Some hard-liners describe those who disagree with their views as pussyfooting around with or confusing children and wasting time explaining or negotiating. The implication is that dissenters are misguided rather than seeing things differently. It is true that some parents realise a little late in the piece that they have become entangled in an endless round of Whys and What Ifs, when all they wanted was for three-year-old Ty to go to bed. However, its not true that the only or best alternative is the “Do as I say because I say it”instruction.
Think about the difference it makes to Ty if his caregiver gives him this choice: You can go to bed now and I’ll come and read you a story, or you can have your story here and then go to bed. Which would you prefer? It’s not much of a choice for a child of 10, but it is an important choice for a three-year-old.
In addition, although I cannot be sure, even my two dogs seem to have learned about simple consequence statements such as, “Walk with me or you go on the lead”.
The right balance
- Yes, it is better to offer sensible, immediate and age-appropriate (or species-appropriate) choices.
- Yes, it is better to keep the negotiations brief and to the point and to guard against being sucked into the void.
- Yes, it is better to draw clear lines in the sand and to follow up broken agreements with consequences.

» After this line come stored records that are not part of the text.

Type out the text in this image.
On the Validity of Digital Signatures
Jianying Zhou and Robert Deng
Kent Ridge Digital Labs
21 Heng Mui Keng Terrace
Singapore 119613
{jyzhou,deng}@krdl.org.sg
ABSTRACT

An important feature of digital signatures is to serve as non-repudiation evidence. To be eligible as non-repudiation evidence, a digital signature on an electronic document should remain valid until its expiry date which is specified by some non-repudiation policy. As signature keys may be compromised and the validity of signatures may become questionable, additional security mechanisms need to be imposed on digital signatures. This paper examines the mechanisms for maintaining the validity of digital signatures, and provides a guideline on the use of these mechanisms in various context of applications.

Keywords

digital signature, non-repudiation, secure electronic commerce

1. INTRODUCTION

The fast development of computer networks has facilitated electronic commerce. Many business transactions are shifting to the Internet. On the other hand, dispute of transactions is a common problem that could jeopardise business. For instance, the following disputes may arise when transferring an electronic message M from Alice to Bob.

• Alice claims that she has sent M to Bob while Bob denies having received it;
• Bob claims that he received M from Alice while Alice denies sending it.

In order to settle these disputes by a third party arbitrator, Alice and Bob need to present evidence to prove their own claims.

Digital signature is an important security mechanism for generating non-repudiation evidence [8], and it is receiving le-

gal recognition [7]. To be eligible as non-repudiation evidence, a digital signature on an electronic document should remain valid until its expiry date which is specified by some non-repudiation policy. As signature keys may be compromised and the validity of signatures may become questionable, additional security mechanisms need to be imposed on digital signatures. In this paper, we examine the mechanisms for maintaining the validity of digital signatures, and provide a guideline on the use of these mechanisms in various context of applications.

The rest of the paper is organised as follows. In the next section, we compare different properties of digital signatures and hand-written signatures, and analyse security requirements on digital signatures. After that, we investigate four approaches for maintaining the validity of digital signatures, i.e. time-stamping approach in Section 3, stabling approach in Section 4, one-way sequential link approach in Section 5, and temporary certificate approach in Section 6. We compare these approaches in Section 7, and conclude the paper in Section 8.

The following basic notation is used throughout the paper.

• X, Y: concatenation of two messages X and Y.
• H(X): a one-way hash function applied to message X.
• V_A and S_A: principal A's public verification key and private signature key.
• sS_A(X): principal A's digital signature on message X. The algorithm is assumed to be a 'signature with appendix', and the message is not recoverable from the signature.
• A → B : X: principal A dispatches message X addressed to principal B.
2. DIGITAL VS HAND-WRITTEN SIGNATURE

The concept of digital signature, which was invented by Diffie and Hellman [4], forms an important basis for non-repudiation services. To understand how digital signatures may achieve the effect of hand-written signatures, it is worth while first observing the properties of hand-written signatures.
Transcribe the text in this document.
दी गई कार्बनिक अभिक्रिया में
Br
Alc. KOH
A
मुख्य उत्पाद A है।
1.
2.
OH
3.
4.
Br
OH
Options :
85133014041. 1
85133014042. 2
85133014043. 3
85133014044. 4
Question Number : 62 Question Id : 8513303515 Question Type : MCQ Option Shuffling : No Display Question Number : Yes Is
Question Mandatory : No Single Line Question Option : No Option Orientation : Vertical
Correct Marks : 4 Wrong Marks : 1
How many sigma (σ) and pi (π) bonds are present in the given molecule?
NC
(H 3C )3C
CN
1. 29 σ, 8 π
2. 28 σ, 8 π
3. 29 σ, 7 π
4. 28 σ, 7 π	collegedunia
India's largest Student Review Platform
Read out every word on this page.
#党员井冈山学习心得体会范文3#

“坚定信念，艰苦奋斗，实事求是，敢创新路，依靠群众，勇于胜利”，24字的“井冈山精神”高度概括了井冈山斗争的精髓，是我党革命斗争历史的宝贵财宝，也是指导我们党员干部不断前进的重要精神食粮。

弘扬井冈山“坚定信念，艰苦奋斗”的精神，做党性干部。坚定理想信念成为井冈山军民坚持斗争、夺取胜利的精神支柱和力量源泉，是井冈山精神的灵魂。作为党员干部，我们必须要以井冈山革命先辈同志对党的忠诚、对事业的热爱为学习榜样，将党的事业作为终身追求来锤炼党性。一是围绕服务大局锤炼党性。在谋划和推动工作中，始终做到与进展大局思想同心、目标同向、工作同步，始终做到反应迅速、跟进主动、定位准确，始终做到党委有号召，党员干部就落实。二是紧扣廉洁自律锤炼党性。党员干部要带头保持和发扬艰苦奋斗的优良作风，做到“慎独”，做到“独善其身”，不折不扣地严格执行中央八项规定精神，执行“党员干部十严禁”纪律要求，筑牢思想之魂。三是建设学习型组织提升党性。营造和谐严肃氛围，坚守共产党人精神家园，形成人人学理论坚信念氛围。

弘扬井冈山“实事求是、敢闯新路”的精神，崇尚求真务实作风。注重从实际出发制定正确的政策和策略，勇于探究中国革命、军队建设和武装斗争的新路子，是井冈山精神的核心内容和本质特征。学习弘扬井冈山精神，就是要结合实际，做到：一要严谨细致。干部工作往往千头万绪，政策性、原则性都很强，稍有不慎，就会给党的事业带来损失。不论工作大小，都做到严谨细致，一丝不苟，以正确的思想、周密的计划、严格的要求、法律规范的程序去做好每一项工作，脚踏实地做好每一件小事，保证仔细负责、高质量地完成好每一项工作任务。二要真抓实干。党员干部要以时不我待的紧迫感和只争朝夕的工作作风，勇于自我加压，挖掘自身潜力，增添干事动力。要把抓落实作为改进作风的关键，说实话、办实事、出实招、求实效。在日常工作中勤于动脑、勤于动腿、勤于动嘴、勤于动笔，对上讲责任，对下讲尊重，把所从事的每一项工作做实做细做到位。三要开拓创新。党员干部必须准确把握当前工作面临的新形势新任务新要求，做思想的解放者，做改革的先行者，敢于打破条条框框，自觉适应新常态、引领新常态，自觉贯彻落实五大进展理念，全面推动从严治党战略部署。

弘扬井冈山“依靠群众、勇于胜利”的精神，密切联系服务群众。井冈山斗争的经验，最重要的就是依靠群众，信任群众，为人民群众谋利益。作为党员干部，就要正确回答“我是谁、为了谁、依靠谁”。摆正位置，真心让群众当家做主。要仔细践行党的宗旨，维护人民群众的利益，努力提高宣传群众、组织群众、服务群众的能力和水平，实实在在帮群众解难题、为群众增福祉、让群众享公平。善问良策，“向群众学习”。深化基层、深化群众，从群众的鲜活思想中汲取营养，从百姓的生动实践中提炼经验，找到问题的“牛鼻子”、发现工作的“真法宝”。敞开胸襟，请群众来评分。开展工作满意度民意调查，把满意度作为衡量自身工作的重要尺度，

That way, little by little, day by day, children learn that adults have regard for them and their needs and desires, and they are able to learn to balance their needs with the needs of others and make appropriate choices. Parents don’t want to accidentally deprive children of both opportunities and help to practise becoming what they want to become competent and self-regulating persons.
Adolescents who have been thus deprived and who suddenly find themselves in an adult world where almost everything depends on knowing how to make informed choices, can be overcome with despair or rage. Other luckier ones muddle through, often with the help of a mentor or two. Some never learn to think for themselves; rather, they seek out authority figures of one kind or another to follow, or partners who will decide everything for them.
The fortunate ones are those who, from the cradle, learned at their own pace, in their own time and through the opportunities, challenge, encouragement, support and guidance given by their caregivers how to make good decisions.
In relation to children’s inappropriate behaviour, parents can design the choice to maximise the likelihood of a productive outcome, in terms of both stopping the behaviour and the child learning what it means to act responsibly. As a teacher, I learned how to use choice productively in some tough situations including violence, extortion, cruelty, bullying and theft. At no time did offering choice allow the problematic behaviour to continue.
If children break their agreements to stop the behaviours, the caregivers must enforce the consequences. If they do not, they will accidentally train children to ignore them. Choice can be of the type: “Do you want to stay here and behave appropriately or do you want to spend the rest of the period with the principal?” or of lesser or greater moment.
The whole point of choice-oriented approaches is that children learn to accept responsibility for the choices they make and the consequences of breaking an agreement. After all, to learn how to make good choices and accept reasonable consequences is at the heart of caring for our own health and wellbeing and of being responsible participants in democratic institutions, as opposed to being pawns in the hands of dictators.